# Solved: Windows Clipboard, Missing



## chuck-HD (Jun 4, 2005)

Hi, I went into my help files, trying to see how to find the clipboard. I did what it said, and the clipboard was'nt listed. It said if it was'nt listed it could be downloaded from a Windows download site. Does anyone know how to get to the download site to download the clipboard?


----------



## Rollin' Rog (Dec 9, 2000)

The file name is *clipbrd.exe* and would normally by found in c:\windows

If you have a Windows CD or cabinet files on the hard drive you can reinstall it by going to Add/Remove programs > Windows Setup > System Tools.

If it is checked first uncheck it and click "ok" then recheck it and "ok" again on that screen and on the previous. You should be prompted for a Disk or a location to reinstall from.
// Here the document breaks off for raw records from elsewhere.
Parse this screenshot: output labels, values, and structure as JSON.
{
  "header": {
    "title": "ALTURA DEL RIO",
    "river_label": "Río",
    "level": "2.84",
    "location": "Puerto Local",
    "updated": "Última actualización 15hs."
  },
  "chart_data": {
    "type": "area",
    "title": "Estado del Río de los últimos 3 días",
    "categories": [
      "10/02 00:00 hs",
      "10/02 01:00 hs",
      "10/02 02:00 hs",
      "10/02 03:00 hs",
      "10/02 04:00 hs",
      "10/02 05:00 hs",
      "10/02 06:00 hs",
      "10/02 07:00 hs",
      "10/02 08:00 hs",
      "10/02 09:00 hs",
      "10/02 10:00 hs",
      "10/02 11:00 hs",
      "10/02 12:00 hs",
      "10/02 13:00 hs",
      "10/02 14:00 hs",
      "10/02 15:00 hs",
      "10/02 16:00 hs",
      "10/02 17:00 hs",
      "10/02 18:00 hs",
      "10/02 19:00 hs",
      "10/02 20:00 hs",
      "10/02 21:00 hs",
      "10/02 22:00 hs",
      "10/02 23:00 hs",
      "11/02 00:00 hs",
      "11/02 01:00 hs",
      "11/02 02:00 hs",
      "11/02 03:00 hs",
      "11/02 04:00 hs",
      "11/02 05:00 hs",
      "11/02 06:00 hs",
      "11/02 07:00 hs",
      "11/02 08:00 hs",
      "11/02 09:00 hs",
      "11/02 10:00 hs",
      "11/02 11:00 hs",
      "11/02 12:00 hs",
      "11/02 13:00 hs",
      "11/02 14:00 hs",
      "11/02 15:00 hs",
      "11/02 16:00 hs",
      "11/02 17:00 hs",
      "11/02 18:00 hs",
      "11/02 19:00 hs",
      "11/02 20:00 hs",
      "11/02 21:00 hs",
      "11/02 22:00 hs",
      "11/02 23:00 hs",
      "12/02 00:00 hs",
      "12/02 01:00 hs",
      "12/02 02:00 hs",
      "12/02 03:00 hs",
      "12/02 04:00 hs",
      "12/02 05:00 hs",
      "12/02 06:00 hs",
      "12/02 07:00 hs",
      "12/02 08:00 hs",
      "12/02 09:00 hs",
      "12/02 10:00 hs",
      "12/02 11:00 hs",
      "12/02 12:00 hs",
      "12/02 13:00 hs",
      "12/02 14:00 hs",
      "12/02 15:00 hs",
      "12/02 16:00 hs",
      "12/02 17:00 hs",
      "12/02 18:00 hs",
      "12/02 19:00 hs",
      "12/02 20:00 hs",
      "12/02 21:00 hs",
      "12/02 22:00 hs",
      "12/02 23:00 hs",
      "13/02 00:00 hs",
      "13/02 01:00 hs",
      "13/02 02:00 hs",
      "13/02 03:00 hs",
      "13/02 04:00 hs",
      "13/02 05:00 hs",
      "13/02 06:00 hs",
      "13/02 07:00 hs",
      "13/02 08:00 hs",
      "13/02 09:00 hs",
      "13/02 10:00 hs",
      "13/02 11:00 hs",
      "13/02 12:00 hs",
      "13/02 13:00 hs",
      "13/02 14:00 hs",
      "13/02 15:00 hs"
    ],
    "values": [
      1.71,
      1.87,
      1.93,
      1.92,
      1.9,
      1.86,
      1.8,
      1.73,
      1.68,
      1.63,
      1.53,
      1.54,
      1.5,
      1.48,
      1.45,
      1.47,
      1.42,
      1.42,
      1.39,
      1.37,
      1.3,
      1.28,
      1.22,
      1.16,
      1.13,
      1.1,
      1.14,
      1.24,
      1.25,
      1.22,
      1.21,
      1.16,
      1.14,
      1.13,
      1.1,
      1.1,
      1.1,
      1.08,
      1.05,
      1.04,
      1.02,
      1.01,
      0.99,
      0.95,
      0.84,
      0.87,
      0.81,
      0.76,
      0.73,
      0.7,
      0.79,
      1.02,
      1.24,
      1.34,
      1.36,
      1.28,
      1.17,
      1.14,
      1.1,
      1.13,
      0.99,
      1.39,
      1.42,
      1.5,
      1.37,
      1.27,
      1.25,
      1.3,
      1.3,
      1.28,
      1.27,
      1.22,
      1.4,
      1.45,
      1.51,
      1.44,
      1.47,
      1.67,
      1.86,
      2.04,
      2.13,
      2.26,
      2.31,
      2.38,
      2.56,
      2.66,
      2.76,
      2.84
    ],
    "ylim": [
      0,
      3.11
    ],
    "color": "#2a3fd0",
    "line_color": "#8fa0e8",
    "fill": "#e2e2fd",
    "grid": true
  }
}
c:\windows\options\cabs is the typical Win98 location for installed cabinet files if you do not have the CD.


----------



## chuck-HD (Jun 4, 2005)

Thanks, Rollin' Rog, I'll do that. chuck.


----------



## chuck-HD (Jun 4, 2005)

Hi, Rollin' Rog, Tried reinstalling from disk, it came up with a bunch of error messages and said it could'nt access the file from the disk. chuck.


----------



## Rollin' Rog (Dec 9, 2000)

Chuck you marked the thread as "Solved" ... yes? no? 

There are 3rd party clipboard utilities available on the web that many consider superior -- though I don't bother with them myself.
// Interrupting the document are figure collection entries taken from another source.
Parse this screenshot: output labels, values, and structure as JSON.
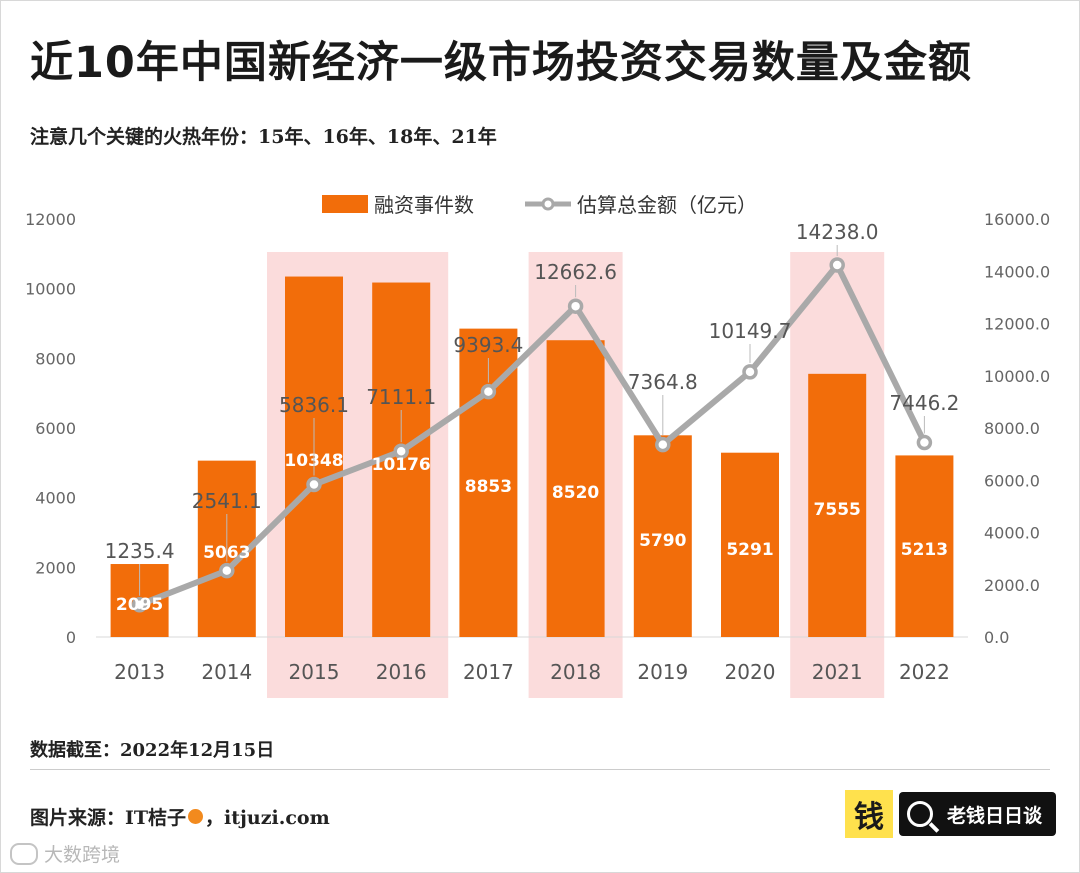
{
  "header": {
    "title": "近10年中国新经济一级市场投资交易数量及金额",
    "subtitle": "注意几个关键的火热年份：15年、16年、18年、21年"
  },
  "footer": {
    "date_note": "数据截至：2022年12月15日",
    "source_prefix": "图片来源：IT桔子",
    "source_suffix": "，itjuzi.com",
    "brand_logo": "钱",
    "brand_text": "老钱日日谈",
    "watermark_text": "大数跨境"
  },
  "icons": {
    "orange": "orange-icon",
    "search": "search-icon",
    "watermark": "watermark-logo-icon"
  },
  "colors": {
    "bar": "#f26d0a",
    "line": "#a9a9a9",
    "highlight": "#fbdcdc",
    "label_white": "#ffffff",
    "label_gray": "#555555"
  },
  "chart_data": {
    "type": "bar",
    "categories": [
      "2013",
      "2014",
      "2015",
      "2016",
      "2017",
      "2018",
      "2019",
      "2020",
      "2021",
      "2022"
    ],
    "series": [
      {
        "name": "融资事件数",
        "type": "bar",
        "axis": "left",
        "values": [
          2095,
          5063,
          10348,
          10176,
          8853,
          8520,
          5790,
          5291,
          7555,
          5213
        ],
        "labels": [
          "2095",
          "5063",
          "10348",
          "10176",
          "8853",
          "8520",
          "5790",
          "5291",
          "7555",
          "5213"
        ]
      },
      {
        "name": "估算总金额（亿元）",
        "type": "line",
        "axis": "right",
        "values": [
          1235.4,
          2541.1,
          5836.1,
          7111.1,
          9393.4,
          12662.6,
          7364.8,
          10149.7,
          14238.0,
          7446.2
        ],
        "labels": [
          "1235.4",
          "2541.1",
          "5836.1",
          "7111.1",
          "9393.4",
          "12662.6",
          "7364.8",
          "10149.7",
          "14238.0",
          "7446.2"
        ]
      }
    ],
    "highlighted_categories": [
      "2015",
      "2016",
      "2018",
      "2021"
    ],
    "y_left": {
      "lim": [
        0,
        12000
      ],
      "ticks": [
        "0",
        "2000",
        "4000",
        "6000",
        "8000",
        "10000",
        "12000"
      ]
    },
    "y_right": {
      "lim": [
        0,
        16000
      ],
      "ticks": [
        "0.0",
        "2000.0",
        "4000.0",
        "6000.0",
        "8000.0",
        "10000.0",
        "12000.0",
        "14000.0",
        "16000.0"
      ]
    },
    "legend_position": "top-center",
    "grid": false
  }
}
If you want I can probably upload a zipped copy of the Win98 version here for you -- when I'm not on XP.


----------



## chuck-HD (Jun 4, 2005)

Hi Rollin' Rog, Yes i marked the other one solved.
I guess i could try a third party clipboard, i can't seem to access mine even from the disk. Thanks, chuck.


----------



## Rollin' Rog (Dec 9, 2000)

Here you go, just download the attachment and unzip it to c:\windows

Then find it and right click on it and select Send To > Desktop as shortcut. You can drag and drop that on your Quicklaunch bar, which is how I use it.


----------



## chuck-HD (Jun 4, 2005)

Thanks, Rollin' Rog, I appreciate it. chuck.


----------



## chuck-HD (Jun 4, 2005)

Hi, I unzipped it, and now it's on quick launch, but everytime i click on it, it goes back to where i have to unzip it again. Am i doing something wrong?


----------



## Rollin' Rog (Dec 9, 2000)

It sounds like you did not actually move or copy it out of the zip container. Once you do that, so that the path is c:\windows\clipbrd.exe -- right click on that and create a new shortcut.


----------



## chuck-HD (Jun 4, 2005)

:up: chuck.


----------



## Rollin' Rog (Dec 9, 2000)

:up:


----------